Conditional Expressions and Boolean Operations
The upcoming treatment of conditional expressions and boolean operations is going to look kinda weird at first. You'll want to keep in mind that in abstract math, elements don't have any inherent meaning but are defined by the way with they interact with each other — by their behavior.
For our purposes, the behavior of a conditional expression is to select between one of two expressions, as shown by the following pseudocode:
if true
<expression>
else
<expression>
end
Hmm... selecting between two expressions... we just went over that!
make_pair
gave us a pair of expressions to choose between using
either select_first
or select_second
.
Because these functions result in the exact same behavior as if/else, let's gon ahead repurpose these:
;; This is identical to make_pair
def cond = λe1.λe2.λc((c e1) e2)
def true = select_first
def false = select_second
;; Apply a conditional expression to true, aka select_first
(((cond <e1>) <e2>) true) =>
<e1>
;; Apply a conditional expression to false aka select_second
(((cond <e1>) <e2>) false) =>
<e2>
You're probably not used to thinking of a conditional expression as a function which you apply to either true or false, but it works!
NOT, AND, OR
NOT can be seen as
if x
false
else
true
end
So, if x
is true
then false
is selected, and if x
is false
then true
is selected. Let's look at this using the cond
expressions above:
;; In general
(((cond <e1>) <e2>) true) =>
<e1>
(((cond <e1>) <e2>) false) =>
<e2>
;; For NOT
(((cond false) true) true) =>
false
(((cond false) true) false) =>
true
;; So in general, we can say:
def not = λbool.(((cond false) true) bool)
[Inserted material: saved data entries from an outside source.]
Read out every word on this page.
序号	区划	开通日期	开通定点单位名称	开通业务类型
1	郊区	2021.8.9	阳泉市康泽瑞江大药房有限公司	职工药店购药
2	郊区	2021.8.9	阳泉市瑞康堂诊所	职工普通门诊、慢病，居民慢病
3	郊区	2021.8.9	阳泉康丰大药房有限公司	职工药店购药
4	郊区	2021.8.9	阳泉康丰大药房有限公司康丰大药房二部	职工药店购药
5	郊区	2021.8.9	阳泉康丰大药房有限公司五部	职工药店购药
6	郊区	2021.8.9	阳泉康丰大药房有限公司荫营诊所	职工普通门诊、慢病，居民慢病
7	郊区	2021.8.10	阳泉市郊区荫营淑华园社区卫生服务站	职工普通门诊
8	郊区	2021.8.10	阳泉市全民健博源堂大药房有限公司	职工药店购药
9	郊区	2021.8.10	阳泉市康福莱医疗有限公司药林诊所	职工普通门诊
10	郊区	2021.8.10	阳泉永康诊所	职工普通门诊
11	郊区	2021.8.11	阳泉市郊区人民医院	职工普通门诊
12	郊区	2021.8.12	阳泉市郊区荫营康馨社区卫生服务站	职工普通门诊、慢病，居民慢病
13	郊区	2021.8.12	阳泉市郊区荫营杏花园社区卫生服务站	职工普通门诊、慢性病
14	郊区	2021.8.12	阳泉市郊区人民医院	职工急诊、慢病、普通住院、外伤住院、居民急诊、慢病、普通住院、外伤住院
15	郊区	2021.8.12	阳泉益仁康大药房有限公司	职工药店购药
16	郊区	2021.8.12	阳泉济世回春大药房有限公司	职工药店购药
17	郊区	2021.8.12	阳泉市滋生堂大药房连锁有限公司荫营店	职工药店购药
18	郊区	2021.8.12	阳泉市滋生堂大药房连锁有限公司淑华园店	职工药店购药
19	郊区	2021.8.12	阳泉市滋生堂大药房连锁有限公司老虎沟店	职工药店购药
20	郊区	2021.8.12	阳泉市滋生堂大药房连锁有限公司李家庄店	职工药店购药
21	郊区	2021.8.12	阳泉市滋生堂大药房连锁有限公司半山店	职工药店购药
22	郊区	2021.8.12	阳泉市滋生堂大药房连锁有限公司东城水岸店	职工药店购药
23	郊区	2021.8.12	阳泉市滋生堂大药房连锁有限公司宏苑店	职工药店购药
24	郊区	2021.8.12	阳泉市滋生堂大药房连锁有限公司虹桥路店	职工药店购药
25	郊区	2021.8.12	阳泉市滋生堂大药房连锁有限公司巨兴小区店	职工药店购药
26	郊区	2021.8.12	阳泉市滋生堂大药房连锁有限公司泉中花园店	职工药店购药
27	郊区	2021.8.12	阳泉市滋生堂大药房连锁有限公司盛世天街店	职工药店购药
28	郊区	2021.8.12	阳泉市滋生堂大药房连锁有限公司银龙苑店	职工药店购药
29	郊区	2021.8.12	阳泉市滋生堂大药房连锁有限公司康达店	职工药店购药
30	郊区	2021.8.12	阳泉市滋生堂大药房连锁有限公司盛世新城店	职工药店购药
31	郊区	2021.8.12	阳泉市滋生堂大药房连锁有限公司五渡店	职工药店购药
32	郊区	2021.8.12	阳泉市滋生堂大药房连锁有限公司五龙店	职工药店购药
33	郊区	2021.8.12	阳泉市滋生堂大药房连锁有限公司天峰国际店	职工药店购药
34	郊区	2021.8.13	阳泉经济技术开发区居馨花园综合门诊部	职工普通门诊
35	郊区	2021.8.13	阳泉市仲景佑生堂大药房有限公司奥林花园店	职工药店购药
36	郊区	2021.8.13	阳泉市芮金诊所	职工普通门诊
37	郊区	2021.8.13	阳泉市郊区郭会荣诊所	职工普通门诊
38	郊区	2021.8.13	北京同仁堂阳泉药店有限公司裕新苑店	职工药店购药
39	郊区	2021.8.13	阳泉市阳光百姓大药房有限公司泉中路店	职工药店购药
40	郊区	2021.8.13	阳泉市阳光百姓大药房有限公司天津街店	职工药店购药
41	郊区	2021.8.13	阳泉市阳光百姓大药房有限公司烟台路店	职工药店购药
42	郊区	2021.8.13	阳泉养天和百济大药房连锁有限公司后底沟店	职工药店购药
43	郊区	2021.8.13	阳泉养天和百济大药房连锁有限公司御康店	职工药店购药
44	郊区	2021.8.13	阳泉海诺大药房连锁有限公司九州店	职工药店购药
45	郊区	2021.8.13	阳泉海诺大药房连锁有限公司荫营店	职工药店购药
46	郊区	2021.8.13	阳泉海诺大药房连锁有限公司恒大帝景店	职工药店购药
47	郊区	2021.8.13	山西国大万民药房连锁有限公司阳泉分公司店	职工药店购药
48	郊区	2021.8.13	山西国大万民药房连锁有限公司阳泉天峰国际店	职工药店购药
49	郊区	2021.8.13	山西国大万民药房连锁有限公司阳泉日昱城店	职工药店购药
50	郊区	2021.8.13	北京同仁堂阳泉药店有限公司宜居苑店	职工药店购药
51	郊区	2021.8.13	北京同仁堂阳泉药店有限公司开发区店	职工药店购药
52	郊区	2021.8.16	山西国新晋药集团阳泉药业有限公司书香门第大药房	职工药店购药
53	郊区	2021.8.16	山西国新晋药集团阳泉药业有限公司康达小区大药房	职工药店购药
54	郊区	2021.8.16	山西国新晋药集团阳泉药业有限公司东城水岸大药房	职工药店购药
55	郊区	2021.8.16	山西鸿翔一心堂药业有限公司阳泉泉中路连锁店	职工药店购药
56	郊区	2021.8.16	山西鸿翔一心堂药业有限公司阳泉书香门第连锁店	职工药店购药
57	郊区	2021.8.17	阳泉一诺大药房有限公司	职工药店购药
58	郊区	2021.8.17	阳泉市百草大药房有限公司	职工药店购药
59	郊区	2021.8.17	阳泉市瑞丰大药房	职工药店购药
;; We can simplify this, though I'm lazy and won't show how:
def not = λbool.((bool false) true)
AND can be seen as
if x
y
else
false
end
In other words, if x
is true then the value of the expression is the
value of y
, otherwise it's false. Here's how we can represent that:
def and = λx.λy.((x y) false)
Keep in mind that true
is select_first
and false
is
select_second
:
;; select_first is true
;; when x is true, the value of the entire expression is the value of y
(λx.λy.((x y) false) select_first) =>
λy.((select_first y) false)
;; select_second is false
;; when x is false, the second argument, false, is selected
(λx.λy.((x y) false) select_second) =>
λy.((select_second y) false)
We can treat OR similarly:
if x
true
else
y
end
We can capture this with
def or = λx.λy.((x true) y)
I won't work this one out - I'll leave it "as an exercise for the reader." :)
The End
I hope you've enjoyed this brief taste of the λ calculus! We've only scratched the surface of the kinds of neat things it's capable of. If you thought this article was fun, then I definitely recommend An Introduction to Functional Programming Through Lambda Calculus. This fun tome provided most or all of the examples I've used, though I've tried to present them in a way that's easier to understand. I also recommend The Art of Lisp & Writing, which conveys the beauty and joy of coding in Lisp.